Does anyone use a Liability Waiver form with your customers?
If so, have a sample I could look at?
Cheers
Does anyone use a Liability Waiver form with your customers?
If so, have a sample I could look at?
Cheers
What kind of lawsuit are you worried about?
Civil obviously but in what respect.
Not specifically “worried” about anything , Just looking into what others might be doing out there.
But feels like a prudent thing to do considering the world we live in.
Take’m to the train station…
this is strange…what are you needing a waiver for?
if you are doing signage…nope
bottle openers …nope
wind spinners…nope
Brackets for motor mounts…then this is a business and you should get business insurance if you are into that level of production
Why Strange? Sure, l have liability insurance. But why preclude something that affects your premiums if sued. if the customer waives the right to sue.

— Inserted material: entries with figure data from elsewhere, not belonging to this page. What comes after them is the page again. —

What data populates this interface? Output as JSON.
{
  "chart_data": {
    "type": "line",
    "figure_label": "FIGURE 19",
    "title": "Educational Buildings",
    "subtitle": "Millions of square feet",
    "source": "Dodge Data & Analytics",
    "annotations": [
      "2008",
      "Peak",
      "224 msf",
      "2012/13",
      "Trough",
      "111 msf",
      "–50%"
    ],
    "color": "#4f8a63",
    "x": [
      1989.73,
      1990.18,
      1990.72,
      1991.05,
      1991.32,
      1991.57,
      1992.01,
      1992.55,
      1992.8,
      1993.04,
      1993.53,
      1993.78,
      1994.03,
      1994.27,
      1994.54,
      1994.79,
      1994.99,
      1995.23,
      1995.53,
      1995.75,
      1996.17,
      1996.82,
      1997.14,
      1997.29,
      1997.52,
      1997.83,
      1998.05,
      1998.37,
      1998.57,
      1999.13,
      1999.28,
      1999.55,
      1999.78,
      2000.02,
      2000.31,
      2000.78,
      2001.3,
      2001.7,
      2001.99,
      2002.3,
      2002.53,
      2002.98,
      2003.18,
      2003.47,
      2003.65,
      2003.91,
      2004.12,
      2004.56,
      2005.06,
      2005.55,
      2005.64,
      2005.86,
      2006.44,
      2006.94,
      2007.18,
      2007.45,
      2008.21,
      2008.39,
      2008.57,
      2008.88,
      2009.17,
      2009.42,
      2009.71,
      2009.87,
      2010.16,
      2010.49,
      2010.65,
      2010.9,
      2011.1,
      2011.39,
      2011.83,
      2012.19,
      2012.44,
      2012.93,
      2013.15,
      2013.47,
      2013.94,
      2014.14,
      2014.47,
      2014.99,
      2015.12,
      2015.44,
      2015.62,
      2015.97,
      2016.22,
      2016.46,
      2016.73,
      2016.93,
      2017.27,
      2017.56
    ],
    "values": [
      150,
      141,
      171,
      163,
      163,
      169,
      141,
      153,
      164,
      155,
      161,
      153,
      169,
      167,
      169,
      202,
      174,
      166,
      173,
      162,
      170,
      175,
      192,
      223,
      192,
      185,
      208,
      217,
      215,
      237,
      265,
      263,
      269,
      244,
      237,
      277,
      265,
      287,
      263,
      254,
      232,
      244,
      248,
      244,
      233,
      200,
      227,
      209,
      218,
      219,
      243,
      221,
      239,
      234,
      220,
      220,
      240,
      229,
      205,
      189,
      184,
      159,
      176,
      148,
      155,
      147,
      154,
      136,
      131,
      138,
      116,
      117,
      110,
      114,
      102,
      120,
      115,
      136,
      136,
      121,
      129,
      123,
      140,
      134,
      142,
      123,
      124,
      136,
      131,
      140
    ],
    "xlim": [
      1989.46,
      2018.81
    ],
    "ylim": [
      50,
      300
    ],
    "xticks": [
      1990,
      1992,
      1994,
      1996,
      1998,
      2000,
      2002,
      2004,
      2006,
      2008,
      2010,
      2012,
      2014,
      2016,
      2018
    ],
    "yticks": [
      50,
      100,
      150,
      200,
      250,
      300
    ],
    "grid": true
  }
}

Say you build a customer designed suspension or steering part. They install it on their truck, it fails through no fault of yours but they try to blame you?

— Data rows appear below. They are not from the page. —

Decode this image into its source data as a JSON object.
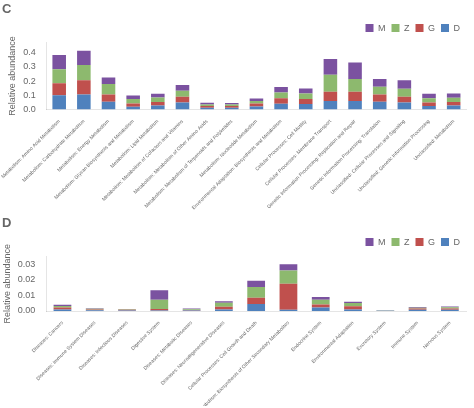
{
  "chart_data": [
    {
      "type": "bar",
      "title": "C",
      "y_label": "Relative abundance",
      "stacked": true,
      "grid": false,
      "legend": "upper right",
      "categories": [
        "Metabolism: Amino Acid Metabolism",
        "Metabolism: Carbohydrate Metabolism",
        "Metabolism: Energy Metabolism",
        "Metabolism: Glycan Biosynthesis and Metabolism",
        "Metabolism: Lipid Metabolism",
        "Metabolism: Metabolism of Cofactors and Vitamins",
        "Metabolism: Metabolism of Other Amino Acids",
        "Metabolism: Metabolism of Terpenoids and Polyketides",
        "Metabolism: Nucleotide Metabolism",
        "Environmental Adaptation: Biosynthesis and Metabolism",
        "Cellular Processes: Cell Motility",
        "Cellular Processes: Membrane Transport",
        "Genetic Information Processing: Replication and Repair",
        "Genetic Information Processing: Translation",
        "Unclassified: Cellular Processes and Signaling",
        "Unclassified: Genetic Information Processing",
        "Unclassified: Metabolism"
      ],
      "series": [
        {
          "name": "D",
          "color": "#4F81BD",
          "values": [
            0.1,
            0.105,
            0.055,
            0.02,
            0.028,
            0.05,
            0.012,
            0.012,
            0.022,
            0.04,
            0.038,
            0.06,
            0.06,
            0.055,
            0.05,
            0.025,
            0.028
          ]
        },
        {
          "name": "G",
          "color": "#C0504D",
          "values": [
            0.085,
            0.1,
            0.05,
            0.022,
            0.025,
            0.04,
            0.012,
            0.012,
            0.02,
            0.04,
            0.035,
            0.065,
            0.065,
            0.05,
            0.04,
            0.025,
            0.025
          ]
        },
        {
          "name": "Z",
          "color": "#8DB96E",
          "values": [
            0.098,
            0.108,
            0.075,
            0.032,
            0.032,
            0.042,
            0.012,
            0.012,
            0.018,
            0.04,
            0.04,
            0.12,
            0.09,
            0.055,
            0.055,
            0.03,
            0.03
          ]
        },
        {
          "name": "M",
          "color": "#7B52A0",
          "values": [
            0.1,
            0.1,
            0.045,
            0.025,
            0.025,
            0.04,
            0.012,
            0.01,
            0.018,
            0.038,
            0.035,
            0.11,
            0.115,
            0.055,
            0.06,
            0.03,
            0.03
          ]
        }
      ],
      "ylim": [
        0,
        0.47
      ],
      "yticks": [
        {
          "value": 0,
          "label": "0.0"
        },
        0.1,
        0.2,
        0.3,
        0.4
      ]
    },
    {
      "type": "bar",
      "title": "D",
      "y_label": "Relative abundance",
      "stacked": true,
      "grid": false,
      "legend": "upper right",
      "categories": [
        "Diseases: Cancers",
        "Diseases: Immune System Diseases",
        "Diseases: Infectious Diseases",
        "Digestive System",
        "Diseases: Metabolic Diseases",
        "Diseases: Neurodegenerative Diseases",
        "Cellular Processes: Cell Growth and Death",
        "Metabolism: Biosynthesis of Other Secondary Metabolites",
        "Endocrine System",
        "Environmental Adaptation",
        "Excretory System",
        "Immune System",
        "Nervous System"
      ],
      "series": [
        {
          "name": "D",
          "color": "#4F81BD",
          "values": [
            0.001,
            0.0005,
            0.0003,
            0.0003,
            0.0003,
            0.001,
            0.0045,
            0.0008,
            0.0022,
            0.001,
            0.0001,
            0.0008,
            0.0008
          ]
        },
        {
          "name": "G",
          "color": "#C0504D",
          "values": [
            0.0012,
            0.0004,
            0.0005,
            0.001,
            0.0004,
            0.0018,
            0.004,
            0.0168,
            0.002,
            0.002,
            0.0001,
            0.0008,
            0.0008
          ]
        },
        {
          "name": "Z",
          "color": "#8DB96E",
          "values": [
            0.001,
            0.0005,
            0.0003,
            0.006,
            0.0004,
            0.0025,
            0.007,
            0.0085,
            0.003,
            0.0022,
            0.0002,
            0.0005,
            0.0008
          ]
        },
        {
          "name": "M",
          "color": "#7B52A0",
          "values": [
            0.0008,
            0.0003,
            0.0002,
            0.006,
            0.0005,
            0.001,
            0.004,
            0.004,
            0.0018,
            0.0008,
            0.0001,
            0.0004,
            0.0005
          ]
        }
      ],
      "ylim": [
        0,
        0.035
      ],
      "yticks": [
        {
          "value": 0,
          "label": "0.00"
        },
        {
          "value": 0.01,
          "label": "0.01"
        },
        {
          "value": 0.02,
          "label": "0.02"
        },
        {
          "value": 0.03,
          "label": "0.03"
        }
      ]
    }
  ]
}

Still going to court, but instead of having to prove you built a quality component, that may or may not have contributed to their incident. And that yes, you’re not an engineer, but built it to their specs etc. now you just present the signed waiver, judge confirms it wasn’t signed under duress. And most likely your dismissed from court.
Far cheaper for your lawyer fee thank a full blown trial.
@riderat
Jim, you have answered you own question…
you first comment on this was vague…and now this answer clarifies what you are looking for…
if you are worried then go for it…but think of all the car parts that are purchased from your local supplier…do any of them make you sign a waiver?..
if you want you can attach a basic tag stating the basics…but if I were a customer going to someone to gegt some parts and they made me sign a waiver first…I would go elsewhere…
Good points. I wouldn’t consider a waiver for everyday jobs.
And consider that the parts from the auto store have been engineered, tested, etc.
The parts I make are either designed by “non-engineers” or are prototypes.
With automotive parts like this invoice it as “prototype part for testing purposes only” and then after that it’s in their hands.
I worked in new model development for Toyota. In US anyway, auto manufacturers have to apply for federal permits to put any proto parts on roadways. Not a “blanket approval” but case by case. It’s really expensive. You also can’t sell parts for use on a vehicle once they’ve been designated as prototype. They have to be a production level part.
Better just get the LLC paperwork in before selling auto parts. Otherwise, you could be sending a lawyer’s kids to college.
Good points . I was just investigating changing from a Sole Proprietor to an LLC.
Thanks
a lawyer told me that a liability waiver isn’t woth the paper it is printed on
@metalmaster1 best answer given so far.